Century-old Indy aging quite gracefully

May, 22, 2014
05/22/14
12:06
PM ET

INDIANAPOLIS -- Back home again in Indiana, and it seems that ...

The older Indianapolis Motor Speedway gets, the nicer it gets. Improvements and changes never stop around here. I can still navigate the place, but have to focus. You can't drive through gate 9-A and just go on autopilot anymore.

Bottom line, America's oldest speedway is somehow its most youthful, in a lot of ways. Just the best-kept track in the country.

No doubt I'll get an email or text from Texas Motor Speedway president Eddie Gossage taking issue with my assertions. Confidential to Eddie: When your teenaged track turns 105 years old, we'll talk.

The Yellow Shirts, as we've always called them -- officially the Safety Patrol -- are getting younger. Or is it that I'm getting older?

By younger, I mean a lot of 50-somethings. I even saw one this morning who couldn't have been older than 30. Back in the day we used to joke that to don the iconic yellow shirt and direct traffic and pedestrians, no one under 80 need apply.

Misery loves company to a point, so it's comforting that Jacques Villeneuve is back with considerably less hair, grayer, than when he won the Indy 500 in 1995 as a Canadian youth raised in Europe who really didn't know enough about this race to feel any pressure.

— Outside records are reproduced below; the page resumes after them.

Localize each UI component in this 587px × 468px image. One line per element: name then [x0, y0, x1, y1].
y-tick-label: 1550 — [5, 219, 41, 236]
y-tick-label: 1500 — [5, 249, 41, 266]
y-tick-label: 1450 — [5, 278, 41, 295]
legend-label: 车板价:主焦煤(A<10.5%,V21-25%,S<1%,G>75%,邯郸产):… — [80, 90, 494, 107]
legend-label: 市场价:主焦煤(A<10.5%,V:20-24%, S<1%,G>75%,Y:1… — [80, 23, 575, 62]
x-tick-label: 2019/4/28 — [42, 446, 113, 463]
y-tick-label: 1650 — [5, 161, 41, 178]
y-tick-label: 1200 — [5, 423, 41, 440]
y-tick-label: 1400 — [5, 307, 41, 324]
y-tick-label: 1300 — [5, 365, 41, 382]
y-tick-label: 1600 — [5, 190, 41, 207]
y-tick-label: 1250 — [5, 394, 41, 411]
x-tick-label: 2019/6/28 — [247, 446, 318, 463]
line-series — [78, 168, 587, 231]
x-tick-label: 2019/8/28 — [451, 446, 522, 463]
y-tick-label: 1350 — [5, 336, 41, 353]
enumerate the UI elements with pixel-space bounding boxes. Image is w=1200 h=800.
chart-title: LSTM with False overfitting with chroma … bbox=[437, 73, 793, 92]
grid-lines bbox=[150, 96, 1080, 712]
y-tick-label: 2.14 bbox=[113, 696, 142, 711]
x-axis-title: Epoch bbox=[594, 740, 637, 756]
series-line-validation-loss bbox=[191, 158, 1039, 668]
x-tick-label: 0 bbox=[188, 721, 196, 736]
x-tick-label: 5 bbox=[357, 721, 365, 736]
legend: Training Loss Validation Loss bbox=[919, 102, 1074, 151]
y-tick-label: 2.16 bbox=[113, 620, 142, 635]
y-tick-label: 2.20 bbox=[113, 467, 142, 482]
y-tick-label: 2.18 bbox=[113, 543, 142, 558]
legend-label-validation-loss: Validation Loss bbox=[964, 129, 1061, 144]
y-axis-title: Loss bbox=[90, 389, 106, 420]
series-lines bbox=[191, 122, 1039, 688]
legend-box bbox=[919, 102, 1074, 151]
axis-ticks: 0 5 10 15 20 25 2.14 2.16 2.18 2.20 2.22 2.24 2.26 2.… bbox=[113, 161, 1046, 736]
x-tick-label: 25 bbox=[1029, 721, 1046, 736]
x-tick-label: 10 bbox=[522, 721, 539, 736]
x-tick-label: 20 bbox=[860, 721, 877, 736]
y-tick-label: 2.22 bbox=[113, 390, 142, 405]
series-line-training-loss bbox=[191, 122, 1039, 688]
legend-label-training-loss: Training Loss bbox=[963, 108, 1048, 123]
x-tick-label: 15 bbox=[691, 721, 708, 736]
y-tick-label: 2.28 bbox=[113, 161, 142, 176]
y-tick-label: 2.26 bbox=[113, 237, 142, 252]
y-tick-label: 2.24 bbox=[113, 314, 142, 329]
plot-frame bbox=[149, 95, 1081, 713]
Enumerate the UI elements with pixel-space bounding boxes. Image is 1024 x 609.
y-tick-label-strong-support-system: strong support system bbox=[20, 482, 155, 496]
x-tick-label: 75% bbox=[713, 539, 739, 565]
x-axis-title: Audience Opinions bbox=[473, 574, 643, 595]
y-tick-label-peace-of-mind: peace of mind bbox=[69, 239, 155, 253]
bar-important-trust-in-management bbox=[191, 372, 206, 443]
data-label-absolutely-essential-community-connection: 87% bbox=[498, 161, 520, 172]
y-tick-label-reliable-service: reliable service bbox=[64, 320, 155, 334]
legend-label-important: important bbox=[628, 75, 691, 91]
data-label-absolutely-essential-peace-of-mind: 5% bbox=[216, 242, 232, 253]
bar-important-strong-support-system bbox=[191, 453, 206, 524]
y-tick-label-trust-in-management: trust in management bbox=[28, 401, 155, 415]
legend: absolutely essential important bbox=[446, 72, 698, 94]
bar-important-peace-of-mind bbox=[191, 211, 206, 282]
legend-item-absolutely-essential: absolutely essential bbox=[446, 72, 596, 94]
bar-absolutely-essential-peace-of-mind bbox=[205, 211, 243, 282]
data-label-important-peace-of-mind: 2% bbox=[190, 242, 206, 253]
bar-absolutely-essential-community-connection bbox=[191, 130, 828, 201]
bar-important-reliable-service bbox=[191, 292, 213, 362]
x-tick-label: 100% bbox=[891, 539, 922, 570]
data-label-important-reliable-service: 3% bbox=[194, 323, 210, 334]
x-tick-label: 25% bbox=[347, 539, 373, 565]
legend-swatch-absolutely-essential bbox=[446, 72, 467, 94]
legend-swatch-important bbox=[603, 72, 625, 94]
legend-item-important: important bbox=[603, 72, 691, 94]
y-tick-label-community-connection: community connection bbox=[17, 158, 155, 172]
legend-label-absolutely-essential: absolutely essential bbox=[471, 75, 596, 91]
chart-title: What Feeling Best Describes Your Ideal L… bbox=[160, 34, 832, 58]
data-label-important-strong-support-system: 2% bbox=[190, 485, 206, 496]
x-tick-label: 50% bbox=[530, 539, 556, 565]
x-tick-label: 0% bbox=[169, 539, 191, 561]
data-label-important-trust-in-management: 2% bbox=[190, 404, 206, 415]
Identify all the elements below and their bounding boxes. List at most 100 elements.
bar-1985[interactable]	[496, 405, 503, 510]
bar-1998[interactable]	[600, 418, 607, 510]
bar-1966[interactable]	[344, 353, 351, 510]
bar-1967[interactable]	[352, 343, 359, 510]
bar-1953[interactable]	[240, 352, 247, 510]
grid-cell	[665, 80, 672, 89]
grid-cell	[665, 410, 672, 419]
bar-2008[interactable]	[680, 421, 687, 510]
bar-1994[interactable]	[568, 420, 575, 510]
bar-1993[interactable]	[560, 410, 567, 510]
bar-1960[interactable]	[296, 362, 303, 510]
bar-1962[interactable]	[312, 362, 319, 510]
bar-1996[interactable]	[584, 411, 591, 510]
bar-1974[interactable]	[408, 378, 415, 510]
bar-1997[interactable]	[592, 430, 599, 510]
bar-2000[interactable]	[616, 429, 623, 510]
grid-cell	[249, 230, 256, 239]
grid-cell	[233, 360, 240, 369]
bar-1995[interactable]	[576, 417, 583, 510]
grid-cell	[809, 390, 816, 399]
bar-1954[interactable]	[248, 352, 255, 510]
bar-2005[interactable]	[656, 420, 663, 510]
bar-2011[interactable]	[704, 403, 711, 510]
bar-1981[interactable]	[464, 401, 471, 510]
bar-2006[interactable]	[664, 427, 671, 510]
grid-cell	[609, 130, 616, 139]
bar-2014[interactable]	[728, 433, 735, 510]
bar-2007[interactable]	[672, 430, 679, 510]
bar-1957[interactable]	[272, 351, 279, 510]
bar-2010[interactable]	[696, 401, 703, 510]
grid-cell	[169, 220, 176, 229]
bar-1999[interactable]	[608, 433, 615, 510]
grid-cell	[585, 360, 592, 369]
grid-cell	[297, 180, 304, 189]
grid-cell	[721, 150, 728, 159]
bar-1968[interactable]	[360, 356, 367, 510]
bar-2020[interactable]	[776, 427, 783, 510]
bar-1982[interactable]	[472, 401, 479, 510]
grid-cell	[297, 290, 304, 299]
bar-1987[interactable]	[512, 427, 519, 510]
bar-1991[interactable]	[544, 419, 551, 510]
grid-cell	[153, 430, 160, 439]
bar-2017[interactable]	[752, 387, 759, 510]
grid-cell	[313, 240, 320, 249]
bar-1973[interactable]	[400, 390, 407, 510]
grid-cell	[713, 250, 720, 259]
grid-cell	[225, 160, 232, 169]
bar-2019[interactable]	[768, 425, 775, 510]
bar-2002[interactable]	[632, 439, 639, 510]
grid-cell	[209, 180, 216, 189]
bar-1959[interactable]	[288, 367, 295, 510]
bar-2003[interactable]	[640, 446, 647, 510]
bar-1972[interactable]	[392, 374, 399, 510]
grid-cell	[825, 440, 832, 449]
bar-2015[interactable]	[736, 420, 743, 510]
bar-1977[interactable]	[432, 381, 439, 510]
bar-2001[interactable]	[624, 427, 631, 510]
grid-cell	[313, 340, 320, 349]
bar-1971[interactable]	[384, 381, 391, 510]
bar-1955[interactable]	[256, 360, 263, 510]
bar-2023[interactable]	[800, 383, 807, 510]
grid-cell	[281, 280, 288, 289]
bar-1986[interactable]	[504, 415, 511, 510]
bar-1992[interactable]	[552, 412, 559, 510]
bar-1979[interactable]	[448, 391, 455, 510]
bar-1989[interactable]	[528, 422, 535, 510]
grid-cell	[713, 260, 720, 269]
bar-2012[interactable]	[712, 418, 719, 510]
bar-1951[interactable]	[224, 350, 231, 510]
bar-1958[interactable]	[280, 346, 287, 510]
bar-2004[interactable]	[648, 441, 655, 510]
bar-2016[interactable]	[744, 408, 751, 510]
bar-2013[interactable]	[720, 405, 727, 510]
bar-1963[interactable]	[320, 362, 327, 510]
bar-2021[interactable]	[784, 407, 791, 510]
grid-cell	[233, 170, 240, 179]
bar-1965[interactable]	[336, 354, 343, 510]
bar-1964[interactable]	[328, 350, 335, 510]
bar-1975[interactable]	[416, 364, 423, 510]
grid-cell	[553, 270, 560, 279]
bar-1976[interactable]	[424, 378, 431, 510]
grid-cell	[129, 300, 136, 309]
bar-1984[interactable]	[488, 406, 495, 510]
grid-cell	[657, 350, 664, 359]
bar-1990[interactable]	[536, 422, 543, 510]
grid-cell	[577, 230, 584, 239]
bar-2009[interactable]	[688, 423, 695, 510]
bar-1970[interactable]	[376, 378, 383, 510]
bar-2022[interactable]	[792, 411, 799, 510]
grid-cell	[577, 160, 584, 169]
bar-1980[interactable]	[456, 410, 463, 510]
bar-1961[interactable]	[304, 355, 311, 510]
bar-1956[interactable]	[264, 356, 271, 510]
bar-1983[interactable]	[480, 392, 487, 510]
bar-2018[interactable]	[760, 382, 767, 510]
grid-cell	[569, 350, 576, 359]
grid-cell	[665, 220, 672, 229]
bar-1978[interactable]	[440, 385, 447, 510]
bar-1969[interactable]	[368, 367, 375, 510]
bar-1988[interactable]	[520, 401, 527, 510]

But again, only to a point. This I hate to see and say: Every year I get less and less afraid of A.J. Foyt, because annually I'm more confident I could outrun him if he took a notion to punch me out.

With every pole he wins, and this makes two straight, Ed Carpenter somehow is getting to be more and more of a Mark Donohue look-alike.

The only way to really appreciate the speed of these cars, in the month of May, is to come regularly to NASCAR's Brickyard 400 here each summer.

Only that way do you get the blatant contrast, through the turns alone.

These cars dart, streak through the corners, far more nimbly than the plodding stock cars that lumber through the turns, their weight and clumsiness pushing them up the racetrack.

I just can't, and never will, get over the fact Indy cars run 230 mph-plus here, on a track that was built in 1909 for cars that averaged about 70 mph.

My old friend and colleague Robin Miller was about 25 when I first met him here in 1975, and I'm not at all sure he's turned 30 yet.

You certainly couldn't tell by the way he still writes and talks on TV. He's the youngest guy in the media center -- and unchallenged as the funniest, with his one-liners and his unrivaled impressions of Foyt and Mario Andretti.

Every time I think I've caught a little static from the masses over my coverage of Indy the past couple of decades, I think of all the grief Miller has caught, and weathered. He's got the thickest skin at Indy, that's for sure.

OK, on now to media day, where all the drivers will be present, in a "Chalet," one of those nice, air-conditioned rooms that were built early in this millennium to accommodate the Formula One elite.

Beats the heck out of race week of yore, when the general message to the media was synopsized by the signs on Foyt's garage doors: "Keep Out."

F1 is long gone from here, but the construction for it still helps keep this the No. 1 track in the country in creature comforts.